MINNEAPOLIS – Suicide may be more likely after midnight and in particular between 2 a.m. and 3 a.m., according to new research.
"This appears to be the first data to suggest that circadian factors may contribute to suicidality, and help explain why insomnia is also a risk factor for suicidal ideation and behavior," said Michael L. Perlis, Ph.D., of the department of psychiatry and director of the Penn behavioral sleep medicine program at the University of Pennsylvania, Philadelphia.
Dr. Perlis said that it has long been known that insomnia may lead to a certain despair; he found a reference to it in the Lancet in 1914. The anecdotal report said, "The rector of a parish having written the following letter, was found dead in a pool with a bullet wound in the head: ‘Another sleepless night; no real sleep for weeks. Oh, my poor brain, I cannot bear the lengthy, dark hours of the night.’ "
Previous studies have shown that completed suicides rise starting in the morning, and then peak in the afternoon, with trends being lowest from midnight to 4 a.m., Dr. Perlis said at the annual meeting of the Associated Professional Sleep Societies.
He and his colleagues at Penn and the Philadelphia Veteran Affairs Medical Center, also in Philadelphia, decided to take a different look at the data – instead of arraying completed suicides as a percent per hour, they examined the odds of completed suicide by clock hour, accounting for the proportion of the population awake at each hour.
They hypothesized that people with insomnia may be at higher risk for suicidal ideation and behavior because of their chaotic and dysfunctional thoughts and nightmares, in which small problems appear much larger. Further, people who are depressed and suicidal also have higher rates of insomnia.
They looked at 35,332 suicides reported to the National Violent Death Reporting System at the Centers for Disease Control and Prevention. The data come from 18 states and was compiled from 2002 to 2010. The reports included the time of the fatal injury.

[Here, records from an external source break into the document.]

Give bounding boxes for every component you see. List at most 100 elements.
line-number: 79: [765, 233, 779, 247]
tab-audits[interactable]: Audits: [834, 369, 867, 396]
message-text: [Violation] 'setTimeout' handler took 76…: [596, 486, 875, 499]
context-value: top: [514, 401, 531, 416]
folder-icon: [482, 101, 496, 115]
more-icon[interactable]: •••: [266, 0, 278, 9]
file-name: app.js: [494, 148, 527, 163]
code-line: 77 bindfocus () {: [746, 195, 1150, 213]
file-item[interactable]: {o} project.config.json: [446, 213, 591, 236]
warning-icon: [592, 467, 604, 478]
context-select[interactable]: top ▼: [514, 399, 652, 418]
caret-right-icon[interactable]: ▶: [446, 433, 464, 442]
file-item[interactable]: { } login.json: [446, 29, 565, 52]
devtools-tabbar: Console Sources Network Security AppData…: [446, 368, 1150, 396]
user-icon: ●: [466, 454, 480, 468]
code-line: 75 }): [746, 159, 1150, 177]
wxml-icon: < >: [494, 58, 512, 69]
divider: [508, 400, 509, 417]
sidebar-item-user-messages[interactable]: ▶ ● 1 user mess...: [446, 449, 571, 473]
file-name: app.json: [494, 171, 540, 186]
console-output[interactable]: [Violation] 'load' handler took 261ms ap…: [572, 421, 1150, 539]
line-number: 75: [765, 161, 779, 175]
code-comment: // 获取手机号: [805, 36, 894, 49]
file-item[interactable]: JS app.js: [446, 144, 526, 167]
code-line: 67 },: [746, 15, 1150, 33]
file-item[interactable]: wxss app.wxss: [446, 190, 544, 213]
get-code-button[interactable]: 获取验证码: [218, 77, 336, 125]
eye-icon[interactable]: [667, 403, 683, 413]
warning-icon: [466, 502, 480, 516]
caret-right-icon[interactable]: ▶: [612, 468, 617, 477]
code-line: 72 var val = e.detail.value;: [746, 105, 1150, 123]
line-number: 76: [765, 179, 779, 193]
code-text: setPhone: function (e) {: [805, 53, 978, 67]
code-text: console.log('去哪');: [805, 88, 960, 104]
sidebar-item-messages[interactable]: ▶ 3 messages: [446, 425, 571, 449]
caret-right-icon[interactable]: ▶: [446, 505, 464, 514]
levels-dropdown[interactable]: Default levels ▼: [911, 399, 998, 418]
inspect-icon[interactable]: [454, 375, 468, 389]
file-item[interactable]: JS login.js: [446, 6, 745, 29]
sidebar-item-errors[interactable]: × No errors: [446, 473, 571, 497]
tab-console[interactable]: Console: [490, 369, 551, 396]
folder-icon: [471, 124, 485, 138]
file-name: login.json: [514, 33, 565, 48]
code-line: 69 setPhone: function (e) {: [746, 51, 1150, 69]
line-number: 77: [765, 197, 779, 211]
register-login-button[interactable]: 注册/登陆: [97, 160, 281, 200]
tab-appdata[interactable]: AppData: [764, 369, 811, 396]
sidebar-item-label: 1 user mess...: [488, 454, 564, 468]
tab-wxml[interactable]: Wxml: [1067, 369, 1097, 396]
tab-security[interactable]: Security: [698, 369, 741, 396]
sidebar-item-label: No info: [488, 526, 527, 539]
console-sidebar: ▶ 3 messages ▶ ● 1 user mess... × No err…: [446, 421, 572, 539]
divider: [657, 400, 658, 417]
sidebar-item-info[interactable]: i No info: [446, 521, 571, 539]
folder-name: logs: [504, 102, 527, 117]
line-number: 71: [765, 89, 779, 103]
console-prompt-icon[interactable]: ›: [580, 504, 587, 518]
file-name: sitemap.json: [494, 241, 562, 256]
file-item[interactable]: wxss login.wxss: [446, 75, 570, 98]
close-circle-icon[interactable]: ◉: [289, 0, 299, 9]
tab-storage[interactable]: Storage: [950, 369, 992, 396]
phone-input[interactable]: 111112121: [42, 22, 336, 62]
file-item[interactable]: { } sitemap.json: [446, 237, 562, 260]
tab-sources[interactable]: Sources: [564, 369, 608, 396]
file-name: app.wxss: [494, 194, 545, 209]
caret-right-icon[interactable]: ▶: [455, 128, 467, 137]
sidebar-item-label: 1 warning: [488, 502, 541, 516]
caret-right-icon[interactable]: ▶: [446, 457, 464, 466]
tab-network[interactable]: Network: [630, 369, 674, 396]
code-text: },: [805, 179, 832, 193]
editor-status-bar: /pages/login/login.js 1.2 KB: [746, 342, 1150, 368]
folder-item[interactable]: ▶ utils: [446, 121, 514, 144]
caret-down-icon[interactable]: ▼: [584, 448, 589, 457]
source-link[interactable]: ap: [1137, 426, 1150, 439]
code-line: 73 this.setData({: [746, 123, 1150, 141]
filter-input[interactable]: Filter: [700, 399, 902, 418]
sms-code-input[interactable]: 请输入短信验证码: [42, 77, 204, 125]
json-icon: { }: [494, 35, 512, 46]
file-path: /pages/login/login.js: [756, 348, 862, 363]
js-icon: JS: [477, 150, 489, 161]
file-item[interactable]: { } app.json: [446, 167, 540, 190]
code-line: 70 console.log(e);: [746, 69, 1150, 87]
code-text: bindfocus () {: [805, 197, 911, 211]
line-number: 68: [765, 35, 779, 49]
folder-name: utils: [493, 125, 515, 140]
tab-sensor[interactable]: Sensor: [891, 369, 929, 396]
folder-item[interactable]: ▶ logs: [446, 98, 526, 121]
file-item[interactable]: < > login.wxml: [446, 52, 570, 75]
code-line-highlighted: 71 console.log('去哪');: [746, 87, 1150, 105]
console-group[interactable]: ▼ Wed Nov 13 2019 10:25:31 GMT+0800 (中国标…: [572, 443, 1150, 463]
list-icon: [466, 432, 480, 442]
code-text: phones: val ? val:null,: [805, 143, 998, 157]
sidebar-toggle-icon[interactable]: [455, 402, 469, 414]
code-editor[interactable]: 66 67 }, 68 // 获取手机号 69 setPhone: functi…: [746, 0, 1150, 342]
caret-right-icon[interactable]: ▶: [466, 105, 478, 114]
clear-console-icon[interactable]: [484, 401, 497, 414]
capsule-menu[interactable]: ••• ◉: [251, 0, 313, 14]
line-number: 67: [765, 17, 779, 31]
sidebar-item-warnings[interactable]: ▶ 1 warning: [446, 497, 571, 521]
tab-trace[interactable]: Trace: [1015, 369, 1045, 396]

A total of 81% (28,704) of the suicides were in men and 84% (29,771) were in non-Hispanic whites. Suicide was highest among 35-44-year-olds and 45-54-year-olds, at about 20% for each age group.
The researchers used existing data on the number of Americans awake at any given hour and plotted the suicides by 1-hour increments.
At 7 a.m., the mean suicide rate was just under 2%. But at midnight, it was 8.3%; at 2 a.m., it was 16%, and at 3 a.m. it was 15%. Rates continued to drop from there, to a little over 2% at 6 a.m.
"Frankly, it makes all the sense in the world that completed suicides would occur more frequently at night," Dr. Perlis said in an interview. At that time, there is an absence of social constraints and social supports, a despair that comes from sleeplessness and easier access to alcohol, substances, and weapons, he said. Impulse control also may be lower (Sleep 2014;vol.237:abstract supplement,abst. 0768)
It is also "likely that being awake at night, when one is biologically prepared to be asleep, may be a risk factor in and of itself," Dr. Perlis said.
As far as why suicides peaked between 2 a.m. and 3 a.m. in their study, Dr. Perlis said that it may be that it’s the time of day "where the pressure to sleep is greatest and as a result this is the time when executive function is most impaired."
Dr. Perlis said that the study, "suggests that interventions for insomnia and nightmares may serve to reduce the risk for completed suicide and likely will also reduce suicidal ideation and behavior."
Short term interventions can include medications and other medical strategies. But Dr. Perlis recommends cognitive-behavioral therapy that targets insomnia and nightmares for longer-term treatment. The Philadelphia Veterans Affairs began system-wide training in CBT for insomnia and nightmares 4 years ago, he said.
The research was supported by the University of Pennsylvania and the National Institutes of Health. Dr. Perlis and his colleagues reported no conflicts.